L’Exécutif justifie son action par la Loi sur l’Égalité de 2007 et par la réglementation qui régit les fêtes d’intérêt touristique, défendant qu’aucune pratique considérée comme discriminatoire ne peut être tolérée. De l’Institut des Femmes, on soutient que l’empêchement de la participation féminine « ne répond pas à une tradition », mais constitue un comportement contraire aux droits fondamentaux.

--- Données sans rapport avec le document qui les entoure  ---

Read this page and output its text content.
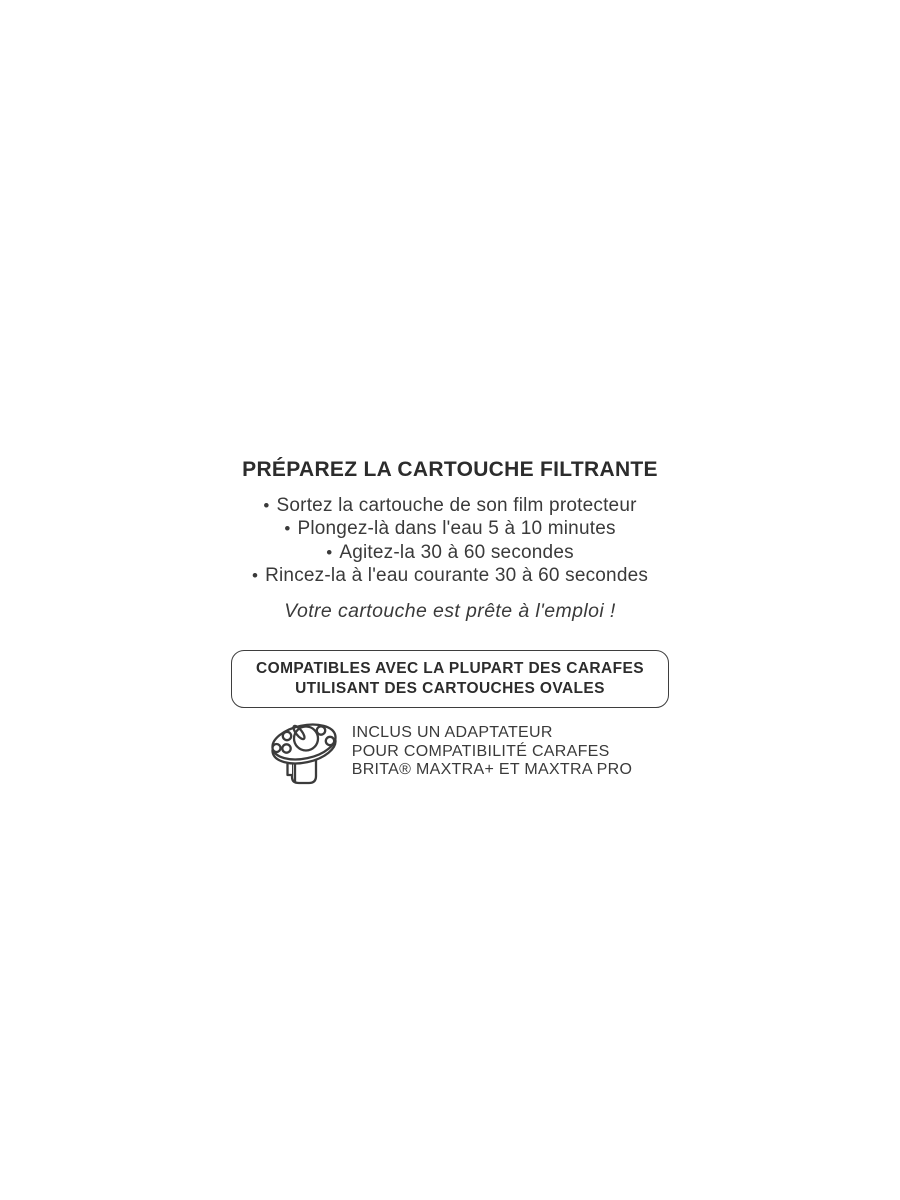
PRÉPAREZ LA CARTOUCHE FILTRANTE
• Sortez la cartouche de son film protecteur
• Plongez-là dans l'eau 5 à 10 minutes
• Agitez-la 30 à 60 secondes
• Rincez-la à l'eau courante 30 à 60 secondes
Votre cartouche est prête à l'emploi !
COMPATIBLES AVEC LA PLUPART DES CARAFES
UTILISANT DES CARTOUCHES OVALES
INCLUS UN ADAPTATEUR
POUR COMPATIBILITÉ CARAFES
BRITA® MAXTRA+ ET MAXTRA PRO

Cependant, la mesure soulève des interrogations sur les limites de l’intervention de l’État dans des entités religieuses qui, comme le reconnaît le propre Gouvernement valencien, sont de caractère privé et disposent de leurs propres normes et enracinements historiques.

Un précédent qui vise d’autres confréries

Il ne s’agit pas d’un cas isolé. L’Institut des Femmes a déjà agi récemment contre d’autres hermandades en Murcie et en Castille-La Manche pour des situations similaires. De plus, le Tribunal Constitutionnel a validé l’année dernière le recours d’une femme exclue d’une confrérie à Tenerife, marquant une ligne jurisprudentielle qui renforce ce type d’actions.

Tout cela dessine un scénario dans lequel les traditions religieuses sont soumises à une pression légale et politique croissante pour s’adapter aux « critères d’égalité » promus par le Gouvernement.

Silence ecclésiastique et pression politique

L’archevêché de Valence a opté pour ne pas se prononcer sur le conflit et dans le domaine politique, tant le Gouvernement central que les autorités autonomaques ont insisté sur la nécessité d’avancer vers l’« inclusion », même dans le domaine des traditions religieuses. Le président de la Generalitat Valenciana a fait appel au dialogue, bien qu’il ait laissé clair que la direction doit être celle de l’égalité.

Tradition sous la pression idéologique

Le retrait possible de la reconnaissance touristique n’aurait pas seulement des conséquences symboliques, mais aussi économiques et sociales pour la ville, ce qui accroît la pression sur la confrérie.

La menace de retirer une reconnaissance publique n’est pas un geste neutre, mais une façon de conditionner de l’extérieur la vie interne d’une association. Ce qui est en jeu n’est pas seulement une procession concrète, mais la marge réelle de liberté des associations religieuses pour conserver leurs statuts, leur histoire et leur sens propre sans se soumettre à une réinterprétation imposée depuis la politique.